Sibelius borrowed extra funds from Finland and the family finally travelled to the Italian town of Rapallo on the Mediterranean coast. In Rapallo, the composer conceived ideas for the slow movement of his second symphony. On the margins of his drafts he made notes on the meeting between Death and Don Juan, i.e. the principal character in Mozart’s opera Don Giovanni. However, his daughter Ruth became seriously ill in Rapallo, and the family feared that they would lose yet another daughter. Finally, she recovered from peritonitis and a fever of over 40°C. The composer left the family while she was convalescing and travelled to Rome. His sketchbook was brimming with themes for the years to come: Rome saw the first sketches for the works Pohjola’s Daughter and Night Ride and Sunrise.
Sibelius returned from Rome and took his family to Florence to admire the art in the Uffizi Gallery. They returned home in May 1901, but a new trip was immediately awaiting Sibelius. He had been invited to conduct his music at the music festival of the Allgemeiner Deutscher Musikverein in Heidelberg at the beginning of June. The programme included The Swan of Tuonela and Lemminkäinen’s Return.
The concert confirmed influential German musical figures in their enthusiasm for Sibelius. Berliner Tageblatt called The Swan of Tuonela “a sensitively designed colour sketch”. Lemminkäinen’s Return was described as “a work of true genius with surprising effects of timbre” and said to be “brilliantly successful also from a formal point of view”.
The success created a demand for the scores. During the next concert season, Felix Weingartner performed the same works in Berlin and Henry Wood conducted the music for King Christian II in London. Other conductors, too, added works by Sibelius to their repertoire.
The autumn of 1901 was taken up with the composition of the second symphony, as was the beginning of 1902. Its first public performance in Helsinki on 8th March 1902 was one of the most consummate triumphs of Sibelius’s career. The Finnish people, who had been disheartened by years of oppression, were encouraged by the heroic second symphony, which they saw as imbued with a patriotic spirit.
Oskar Merikanto wrote in Päivälehti that the work was a masterpiece which exceeded “even the boldest expectations”. Evert Katila in Uusi Suometar compared the symphony to a broad river flowing majestically to the sea. In Karl Flodin’s opinion, the work was “an absolute masterpiece, one of the few symphonic creations of our time that point in the same direction as the symphonies of Beethoven”.
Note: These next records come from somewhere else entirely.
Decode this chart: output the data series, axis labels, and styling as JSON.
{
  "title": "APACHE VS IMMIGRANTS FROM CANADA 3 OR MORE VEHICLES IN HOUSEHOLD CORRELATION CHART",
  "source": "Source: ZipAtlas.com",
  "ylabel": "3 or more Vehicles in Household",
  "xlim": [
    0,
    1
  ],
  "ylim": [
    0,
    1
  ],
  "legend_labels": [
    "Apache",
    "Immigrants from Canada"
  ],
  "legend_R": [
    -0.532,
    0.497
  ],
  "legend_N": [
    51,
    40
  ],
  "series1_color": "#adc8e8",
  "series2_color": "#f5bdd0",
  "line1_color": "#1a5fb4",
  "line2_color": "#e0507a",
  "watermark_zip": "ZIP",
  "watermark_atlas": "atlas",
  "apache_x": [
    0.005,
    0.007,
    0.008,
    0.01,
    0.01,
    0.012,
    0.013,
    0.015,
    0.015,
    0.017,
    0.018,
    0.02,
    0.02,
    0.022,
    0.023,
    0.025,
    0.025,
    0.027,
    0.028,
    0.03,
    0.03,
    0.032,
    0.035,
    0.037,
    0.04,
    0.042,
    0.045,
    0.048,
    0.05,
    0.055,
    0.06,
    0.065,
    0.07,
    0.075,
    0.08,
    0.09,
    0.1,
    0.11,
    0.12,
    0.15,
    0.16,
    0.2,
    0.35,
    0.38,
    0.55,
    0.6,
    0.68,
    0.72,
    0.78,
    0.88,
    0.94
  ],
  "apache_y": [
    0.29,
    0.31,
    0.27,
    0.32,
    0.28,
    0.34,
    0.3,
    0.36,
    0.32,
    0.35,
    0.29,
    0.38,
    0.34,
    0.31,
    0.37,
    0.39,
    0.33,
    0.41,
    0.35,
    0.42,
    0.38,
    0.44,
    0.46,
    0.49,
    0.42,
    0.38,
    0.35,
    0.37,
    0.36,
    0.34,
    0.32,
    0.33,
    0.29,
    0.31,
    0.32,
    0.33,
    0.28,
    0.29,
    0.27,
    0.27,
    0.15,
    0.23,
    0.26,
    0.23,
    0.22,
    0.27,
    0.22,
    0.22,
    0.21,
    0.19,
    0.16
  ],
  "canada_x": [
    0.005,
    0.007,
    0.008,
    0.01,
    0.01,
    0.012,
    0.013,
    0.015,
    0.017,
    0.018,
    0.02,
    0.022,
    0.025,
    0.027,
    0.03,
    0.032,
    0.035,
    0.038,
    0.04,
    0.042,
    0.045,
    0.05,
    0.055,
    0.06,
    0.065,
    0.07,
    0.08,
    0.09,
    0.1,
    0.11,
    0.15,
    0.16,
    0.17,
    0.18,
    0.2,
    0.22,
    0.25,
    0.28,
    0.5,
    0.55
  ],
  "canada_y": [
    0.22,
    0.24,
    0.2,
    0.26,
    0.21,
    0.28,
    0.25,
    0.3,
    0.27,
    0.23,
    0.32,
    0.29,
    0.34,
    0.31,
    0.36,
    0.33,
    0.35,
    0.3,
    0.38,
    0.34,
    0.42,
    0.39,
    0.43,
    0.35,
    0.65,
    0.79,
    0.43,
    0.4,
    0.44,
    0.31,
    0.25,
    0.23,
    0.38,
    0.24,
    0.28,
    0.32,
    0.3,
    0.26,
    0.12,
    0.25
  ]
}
In the spring, Sibelius completed The Origin of Fire for the inauguration of The National Theatre in April. This work for baritone, choir and orchestra lasting just under ten minutes was an expression of Sibelius’s continued interest in Kalevala. The text could again be interpreted as protest-minded: the Finns were lighting a fire in the midst of the darkness of Russian oppression.
The first public performance on 9th April 1902 was overshadowed by other works in the long programme. Päivälehti published the lyrics of the work the following day, commenting only, “The work is excellent and had a powerful effect on the audience.” But Sibelius understood the value of the work and revised it eight years later.
In the summer, Sibelius spent time in Berlin with his brother, and also at Tvärminne near the town of Hanko. At Tvärminne he worked at the song Var det en dröm (Was it a Dream) and the new version of En Saga. In the autumn, the family moved back to Helsinki after the years in Kerava.
At the invitation of Ferruccio Busoni, Sibelius conducted the new version of En Saga in Berlin in November 1902, at a concert of the Berlin Philharmonic. The concert marked Sibelius’s final breakthrough in Germany. The score of the first symphony was published, and Emil Krause spoke highly of the work in Hamburger Fremdenblatt.
However, Sibelius was heading for a crisis. The move from Kerava to the centre of Helsinki prompted him to spend evenings on alcoholic binges.